A SQL injection vulnerability has been found in itsourcecode Hospital Management System 1.0 in the /patientchangepassword.php file. By manipulating the newpassword argument, an attacker can remotely execute unauthorized database queries. The exploit has been made public, increasing the risk of attacks.
A SQL injection vulnerability has been discovered in itsourcecode Hospital Management System 1.0 in the /patientdetail.php file. An attacker can remotely manipulate the editid argument, leading to SQL injection. The exploit has been publicly released.
A vulnerability was found in LLVM up to version 22.1.6 in the GCRelocateInst::getBasePtr function within IntrinsicInst.cpp, which handles Bitcode files. Manipulation of input data can cause a heap-based buffer overflow. The attack requires local access, and the exploit has been publicly disclosed, although LLVM authors question whether this is a genuine security vulnerability.
A stack-based buffer overflow vulnerability exists in the LLVM library in the llvm::StringMap::insert function within ValueSymbolTable.cpp. The issue affects versions up to 22.1.6 and requires local access to exploit.
A SQL injection vulnerability has been found in itsourcecode Hospital Management System 1.0 in the file /insertbillingrecord.php. An attacker can remotely manipulate the patientid argument, leading to SQL injection. The exploit has been publicly disclosed.
A vulnerability has been found in SourceCodester Simple Food Ordering System 1.0 in the file /cart.php. Manipulation of the item_price argument can lead to business logic errors. The attack can be performed remotely and the exploit has been published.
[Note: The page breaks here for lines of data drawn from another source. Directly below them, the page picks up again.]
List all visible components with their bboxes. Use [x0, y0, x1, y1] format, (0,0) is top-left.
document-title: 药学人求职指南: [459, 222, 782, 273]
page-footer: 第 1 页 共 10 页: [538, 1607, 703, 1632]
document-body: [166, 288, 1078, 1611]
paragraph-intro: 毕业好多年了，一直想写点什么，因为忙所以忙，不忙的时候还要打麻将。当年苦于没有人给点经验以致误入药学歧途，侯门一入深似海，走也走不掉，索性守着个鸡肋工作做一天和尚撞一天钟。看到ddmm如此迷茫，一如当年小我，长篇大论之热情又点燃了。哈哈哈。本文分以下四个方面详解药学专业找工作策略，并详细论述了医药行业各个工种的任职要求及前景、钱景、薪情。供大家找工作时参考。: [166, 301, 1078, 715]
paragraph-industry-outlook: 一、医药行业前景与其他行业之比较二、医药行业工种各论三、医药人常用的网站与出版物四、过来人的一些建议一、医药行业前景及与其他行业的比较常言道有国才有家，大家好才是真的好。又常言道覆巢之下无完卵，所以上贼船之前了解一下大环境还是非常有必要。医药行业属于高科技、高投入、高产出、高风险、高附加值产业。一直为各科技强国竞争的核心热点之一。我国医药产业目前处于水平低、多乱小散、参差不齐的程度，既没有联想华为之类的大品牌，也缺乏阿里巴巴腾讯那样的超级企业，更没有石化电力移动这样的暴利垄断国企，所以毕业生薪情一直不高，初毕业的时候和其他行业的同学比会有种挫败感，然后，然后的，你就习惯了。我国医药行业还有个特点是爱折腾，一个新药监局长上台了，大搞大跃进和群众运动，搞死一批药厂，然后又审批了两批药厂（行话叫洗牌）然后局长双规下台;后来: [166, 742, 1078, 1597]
A vulnerability in HCL DevOps Deploy / HCL Launch allows exposure of sensitive information in output logs. An attacker with access to the logs could potentially obtain sensitive values related to that step.
A vulnerability in the getfattr and setfattr utilities before version 2.6.0 allows local attackers to escalate privileges by replacing a pathname component with a symbolic link during directory hierarchy traversal. Attackers who control a pathname component can redirect getfattr and setfattr operations to arbitrary files, leading to local privilege escalation when these tools are invoked by a privileged process over an attacker-controlled path.
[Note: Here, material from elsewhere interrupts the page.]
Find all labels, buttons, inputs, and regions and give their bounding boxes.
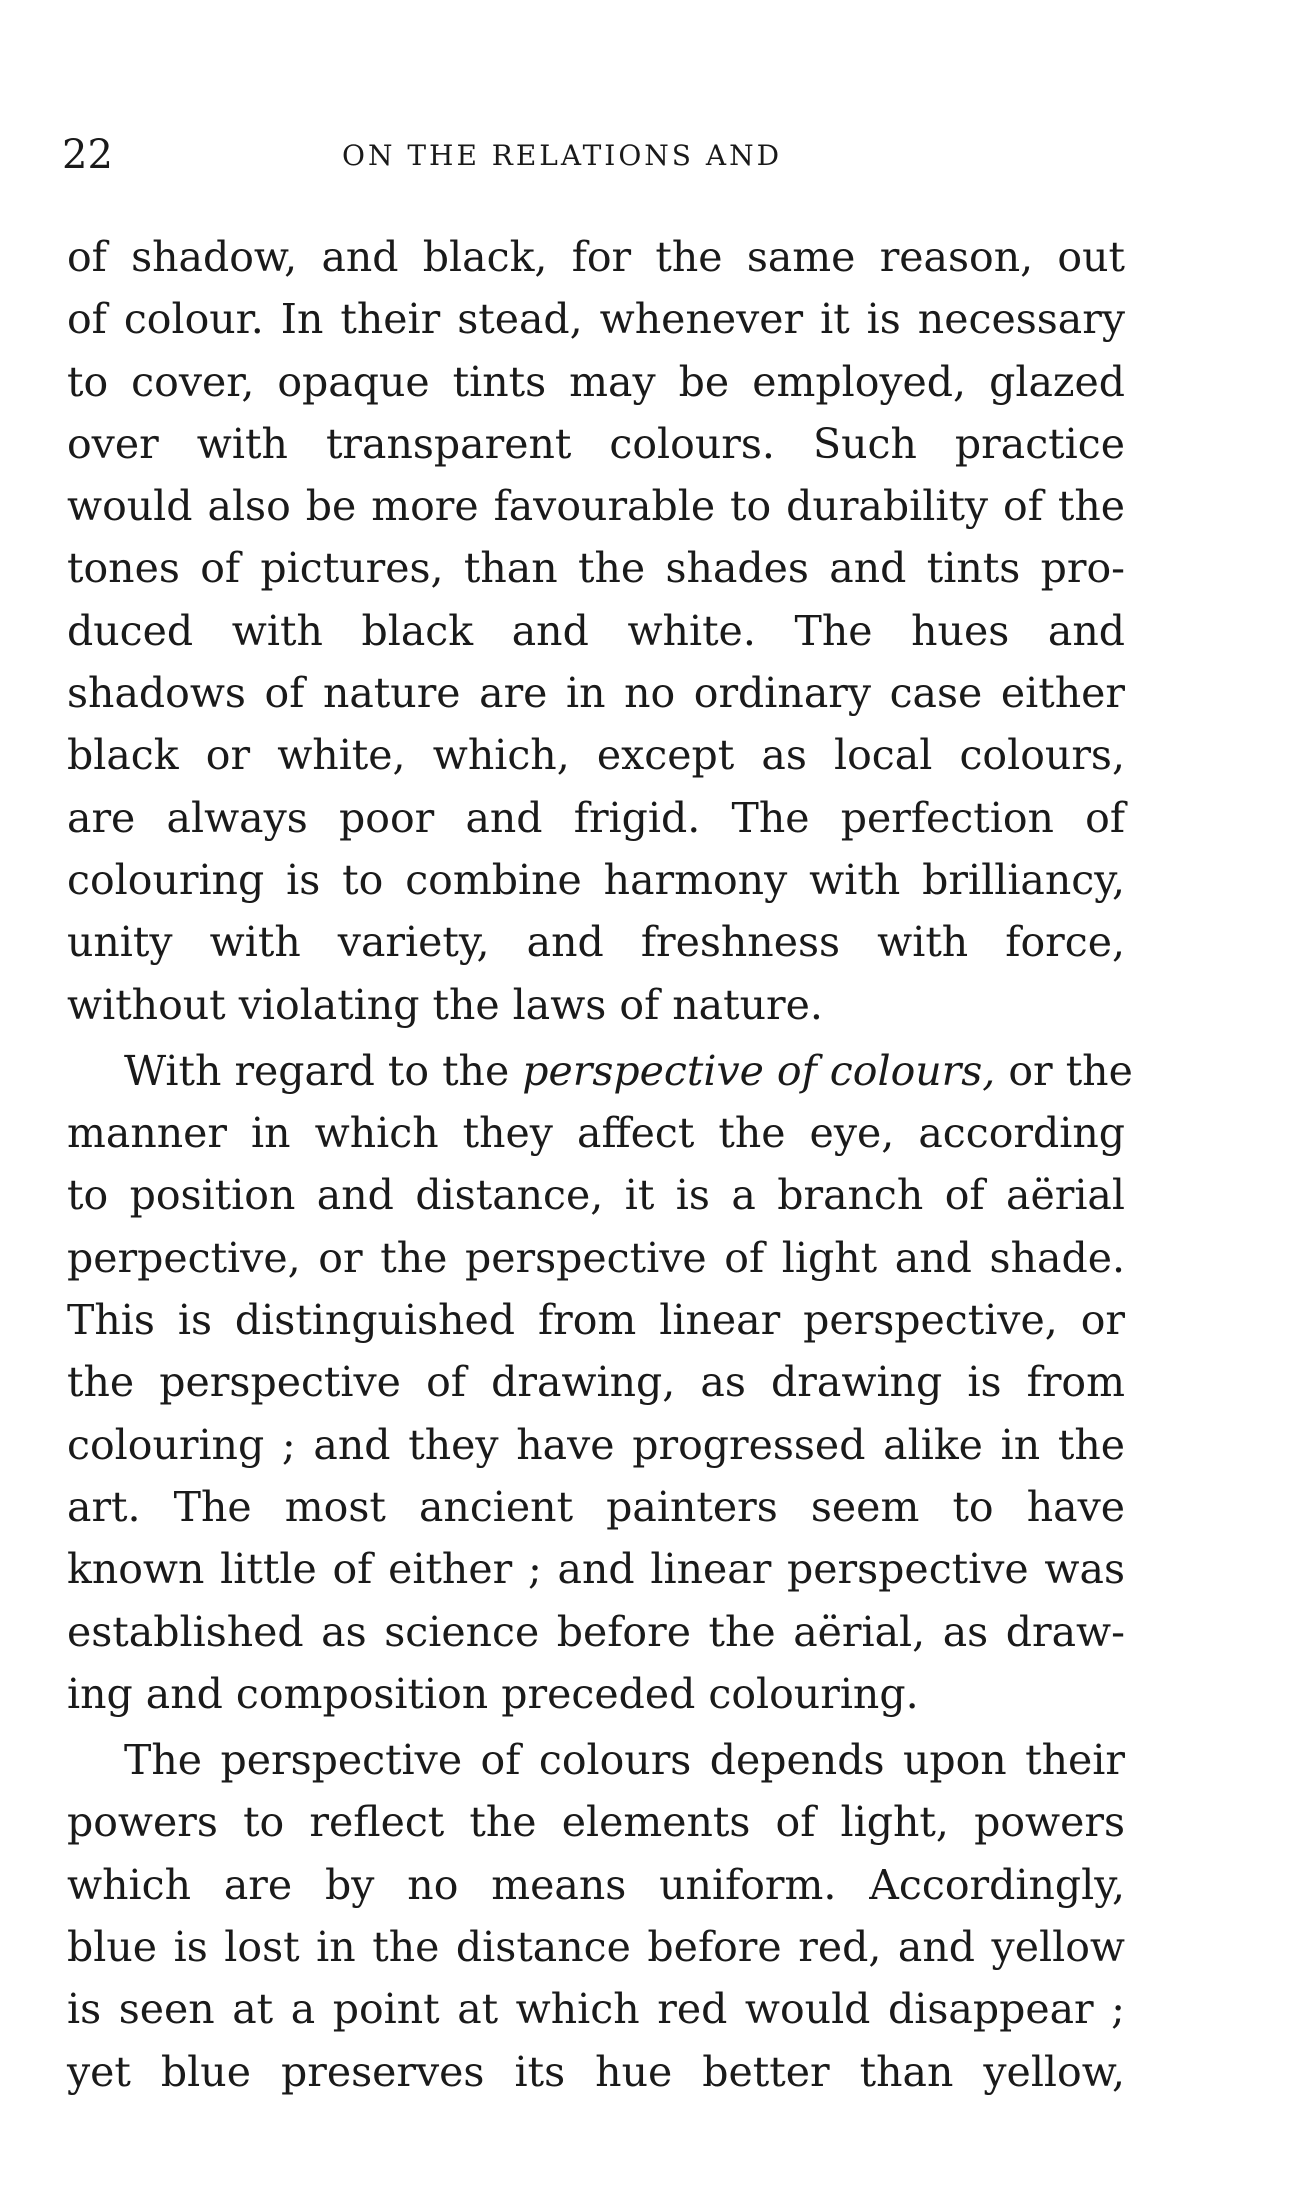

A TOCTOU race condition vulnerability was found in the ACL library before version 2.4.0, allowing local attackers to escalate privileges by replacing a pathname component with a symbolic link between an lstat() check and subsequent symlink-following operations such as stat(), chown(), chmod(), acl_get_file(), and acl_set_file(). Attackers who control a pathname component can redirect file access control list operations to arbitrary files when getfacl, setfacl, or chacl is invoked by a privileged process over an attacker-controlled path, resulting in local privilege escalation.
A symlink traversal vulnerability was found in the libacl library before version 2.4.0 in pathname-based functions. A local attacker can replace any pathname component with a symbolic link, leading to privilege escalation by manipulating access control lists.
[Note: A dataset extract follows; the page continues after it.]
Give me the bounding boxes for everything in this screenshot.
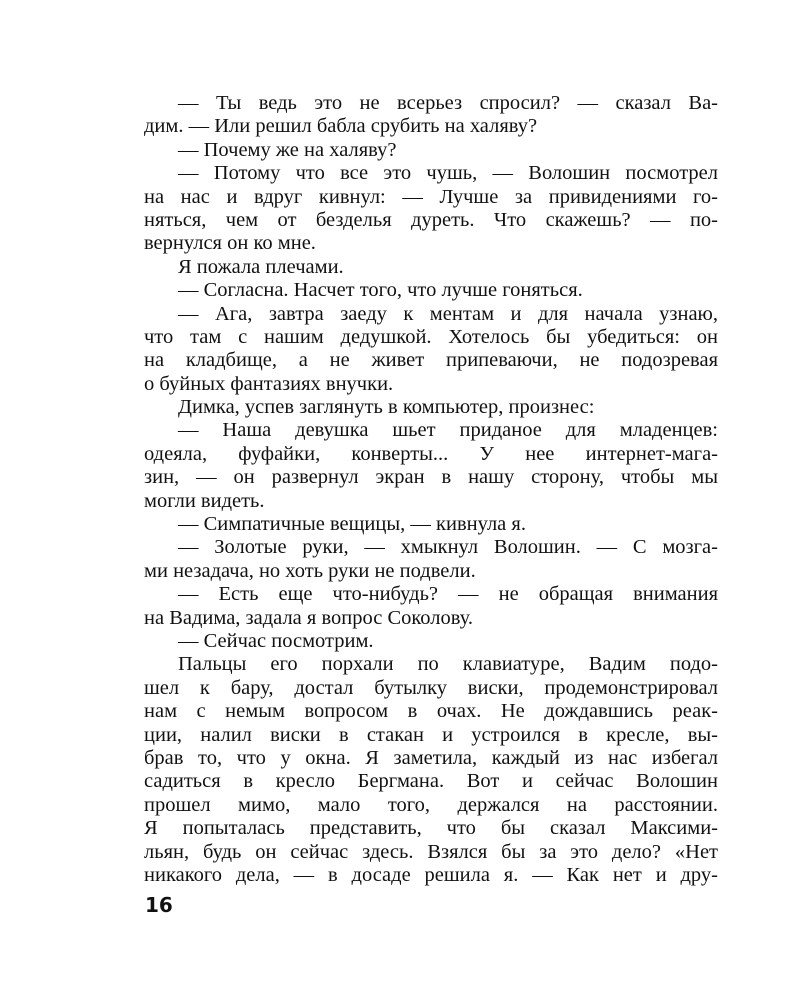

FrontAccounting before version 2.4.20 contains a SQL injection vulnerability in the get_gl_transactions() function where the filter_type parameter is concatenated directly into a SQL IN() clause without parameterization. Attackers with SA_GLANALYTIC permission can inject arbitrary SQL by supplying a closing parenthesis followed by malicious conditions to extract sensitive journal entry data through boolean-based blind SQL injection with reliable response size differentials.